Q: I know a number of children sick with rhinovirus. What is this virus and why is it such a big player this year?
A: Yes, our clinics, pediatric emergency department and inpatient wards have been swamped with children aged 3 months to 4 years who are congested, coughing, breathing fast and requiring oxygen. A few have required ventilator support. For most of us, kids included, rhinovirus is the most common cause of the common cold.
Human rhinoviruses are ubiquitous. Infections occur year-round, but do increase during the usual winter months, when other respiratory viruses increase in kids as well.
In Albuquerque, those months are usually February through April. To see a spike in respiratory viral infections in August is unusual. Many parents have said it may be due to the social interactions we are now enjoying after months of social distancing. Which is to say, social distancing works in terms of keeping kids safe from viruses. But, life must go on at some point. And when it did, our old friend Mr. Rhinovirus wanted to come out and play too!

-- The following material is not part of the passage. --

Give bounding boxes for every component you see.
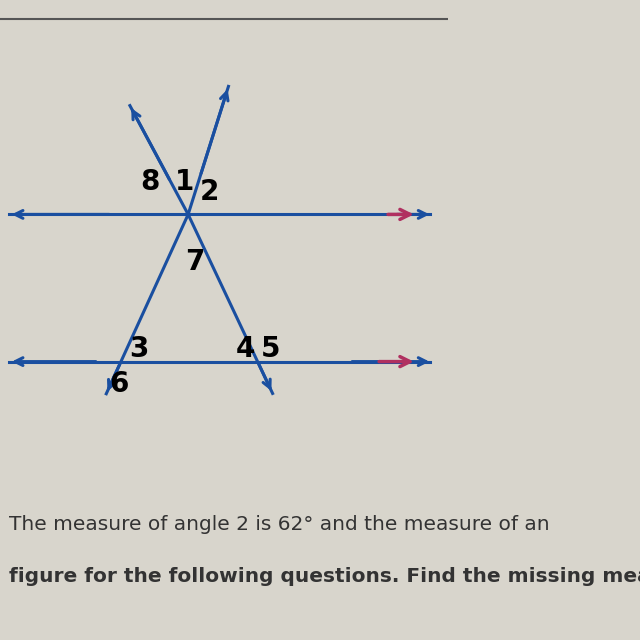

It is usually associated with the common cold, with runny nose, sore throat, cough and feeling unwell. It can also cause ear infections, croup, pneumonia and acute bronchiolitis.
Bronchiolitis is when the small airways in infants under the age of two become clogged with secretions and inflammatory cells. The secretions, inflammation and the mucus-y obstruction of the small airways makes it difficult to breathe and can affect oxygenation.
It is the most frequent lower respiratory tract infection in children, especially in preterm infants, and represents the leading cause of hospitalization in infants, accounting for almost 20% of all pediatric hospital admissions in the United States.
Other viruses such as adenovirus, influenza, parainfluenza, metapneumovirus and human coronavirus can also cause bronchiolitis and hospitalization. Up to 30% of infants hospitalized with bronchiolitis have multiple respiratory virus co-infections
Clinically, bronchiolitis is characterized by few days of runny nose, fever, and cough, followed by increased work of breathing, with wheeze and/or crackles heard during breathing, or through a stethoscope. Most children with bronchiolitis have an uneventful course. Hospitalization is thought to occur in less than 5% of cases, and admission to a Pediatric Intensive Care Unit occurs in 2—6% of those hospitalized cases, in typical years.
Indicators for hospital admission are respiratory rate over 60 breaths/minute, marked chest wall retractions, apnea, an oxygen saturation lower than 90% on room air, bluish tinge to lips and inability to eat or drink enough due to breathlessness.
Transmission of rhinovirus is mainly attributed to hand contact between persons or contact with items like clothing that have a lot of viral particles on them. In the hospital we put these patients on contact isolation to minimize the spread to providers and other patients. Contact isolation means the care team will be wearing gowns and gloves when caring for your child. Nasal secretions seem to contain much higher viral loads than saliva.
While in the hospital, your child may be tested with a deep nasal swab to see if the suspected virus can be identified. It typically takes between 2-6 hours for the test to be resulted. If a child is intubated, tracheal secretions aspirated from the endotracheal tube can also be tested for these same viruses.
There is no treatment for most viruses, including rhinovirus. All we can do is provide supportive care with oxygen, nasal suctioning and hydration, giving the body time to clear the virus on its own.
So why do we sometimes stick a swab deep into your child’s nose, for the purpose of viral testing?
One reason to test is so we can put patients with the same virus into shared rooms together. Another reason to test is to know if your child has a different virus which might have some treatment options that may shorten the duration of illness. These include influenza, for which we can give Tamiflu, and Covid, for which we give steroids.
One related question is whether rhinovirus bronchiolitis is more likely to cause wheezing which persists even after the illness, as compared to other viruses. There are plenty of studies, from plenty of countries, looking at this. And they have conflicting results.
The final word, for the time being, is that rhinovirus might cause slightly more wheezing during acute illness than other viruses, including RSV, and that wheezing might last a bit longer after the illness. Or it might not. Each case is different and the most important thing is to watch your child carefully and work closely with your pediatrician, during the acute illness and afterwards.